Generalized hypergeometric function
In mathematics, a hypergeometric series could in principle be any formal power series in which the ratio of successive coefficients an/an-1 is a rational function of n. In the case of geometric series the ratio is constant. The series for the exponential function is an example, for which an/an-1 is 1/n.
In practice many interesting examples have such a property; but on the other hand the series has a non-zero radius of convergence only under restricted conditions. That means that it is usual to restrict the name to cases where there is an actual hypergeometric function that exists as an analytic function defined by such a series (and then by analytic continuation). For the standard hypergeometric series denoted by F(a, b, c; z), the convergence conditions were given by Gauss. That is the case where the ratio of coefficients is (n+a)/{(n+b)(n+c)}. Applications include to the inversion of periods of elliptic integrals.

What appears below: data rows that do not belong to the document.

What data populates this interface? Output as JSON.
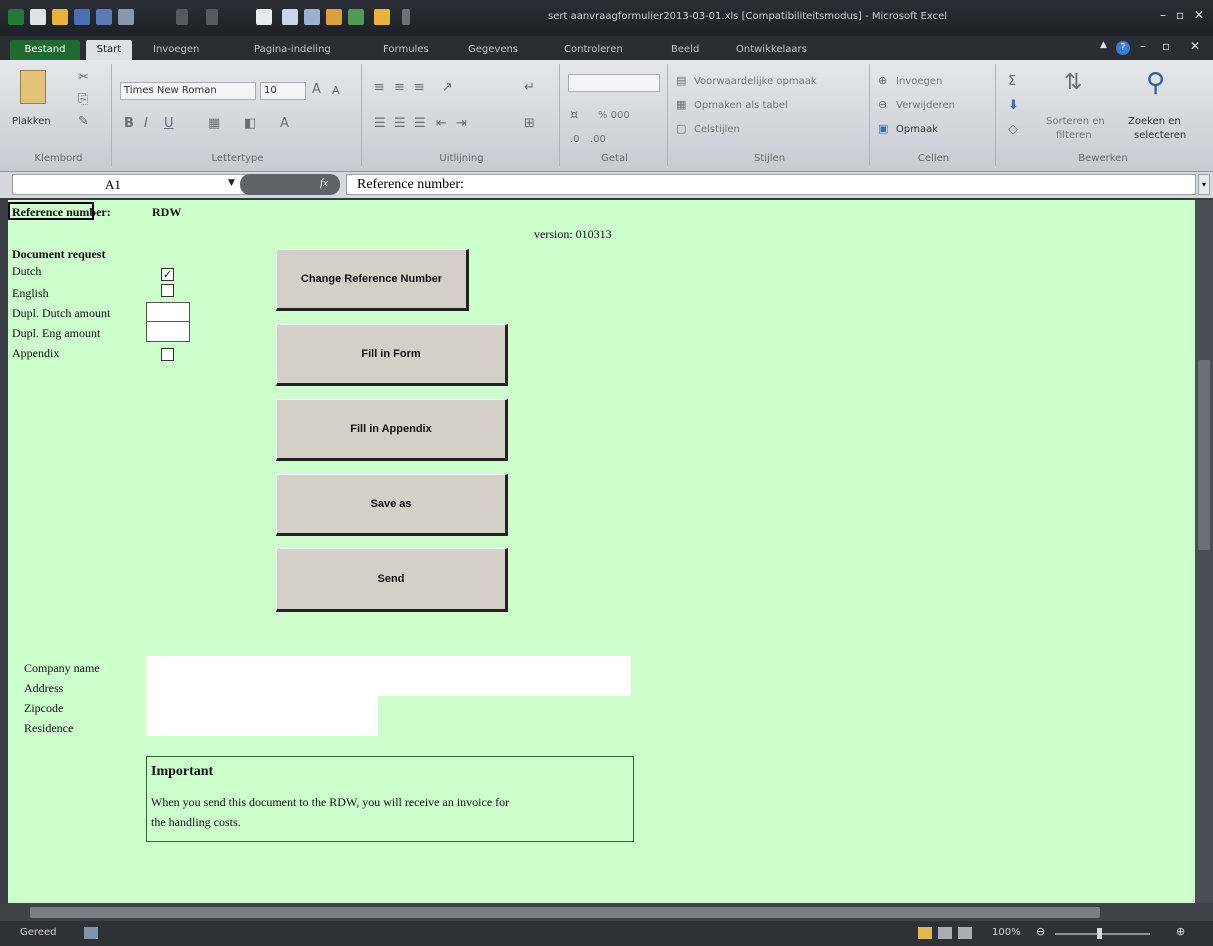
{
  "window": {
    "title": "sert aanvraagformulier2013-03-01.xls [Compatibiliteitsmodus] - Microsoft Excel"
  },
  "ribbon_tabs": [
    "Bestand",
    "Start",
    "Invoegen",
    "Pagina-indeling",
    "Formules",
    "Gegevens",
    "Controleren",
    "Beeld",
    "Ontwikkelaars"
  ],
  "ribbon": {
    "clipboard": {
      "paste_label": "Plakken",
      "group_label": "Klembord"
    },
    "font": {
      "name": "Times New Roman",
      "size": "10",
      "group_label": "Lettertype"
    },
    "alignment": {
      "group_label": "Uitlijning"
    },
    "number": {
      "format_symbols": "% 000",
      "group_label": "Getal"
    },
    "styles": {
      "conditional": "Voorwaardelijke opmaak",
      "as_table": "Opmaken als tabel",
      "cell_styles": "Celstijlen",
      "group_label": "Stijlen"
    },
    "cells": {
      "insert": "Invoegen",
      "delete": "Verwijderen",
      "format": "Opmaak",
      "group_label": "Cellen"
    },
    "editing": {
      "sort_line1": "Sorteren en",
      "sort_line2": "filteren",
      "find_line1": "Zoeken en",
      "find_line2": "selecteren",
      "group_label": "Bewerken"
    }
  },
  "formula_bar": {
    "name_box": "A1",
    "fx_label": "fx",
    "value": "Reference number:"
  },
  "sheet": {
    "reference_label": "Reference number:",
    "reference_value": "RDW",
    "version": "version: 010313",
    "document_request_title": "Document request",
    "requests": {
      "dutch": "Dutch",
      "english": "English",
      "dupl_dutch": "Dupl. Dutch amount",
      "dupl_eng": "Dupl. Eng amount",
      "appendix": "Appendix"
    },
    "dutch_checked": "✓",
    "buttons": {
      "change_ref": "Change Reference Number",
      "fill_form": "Fill in Form",
      "fill_appendix": "Fill in Appendix",
      "save_as": "Save as",
      "send": "Send"
    },
    "address": {
      "company_name": "Company name",
      "address": "Address",
      "zipcode": "Zipcode",
      "residence": "Residence"
    },
    "important": {
      "title": "Important",
      "body_line1": "When you send this document to the RDW, you will receive an invoice for",
      "body_line2": "the handling costs."
    }
  },
  "status_bar": {
    "status": "Gereed",
    "zoom": "100%"
  },
  "colors": {
    "sheet_background": "#ccffcc",
    "button_face": "#d4d0c8",
    "file_tab": "#1f6b2f"
  }
}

Studies in the nineteenth century included those of Ernst Kummer, and the fundamental characterisation by Bernhard Riemann of the F-function by means of the differential equation it satisfies. Riemann showed that the second-order differential equation (in z) for F, examined in the complex plane, could be characterised (on the Riemann sphere) by its three regular singularities: that effectively the entire algorithmic side of the theory was a consequence of basic facts and the use of Möbius transformations as a symmetry group.
Subsequently the hypergeometric series were generalised to several variables, for example by Appell; but a comparable general theory took long to emerge. Many identities were found, some quite remarkable. What are called q-series analogues were found. During the twentieth century this was a fruitful area of combinatorial mathematics, with numerous connections to other fields.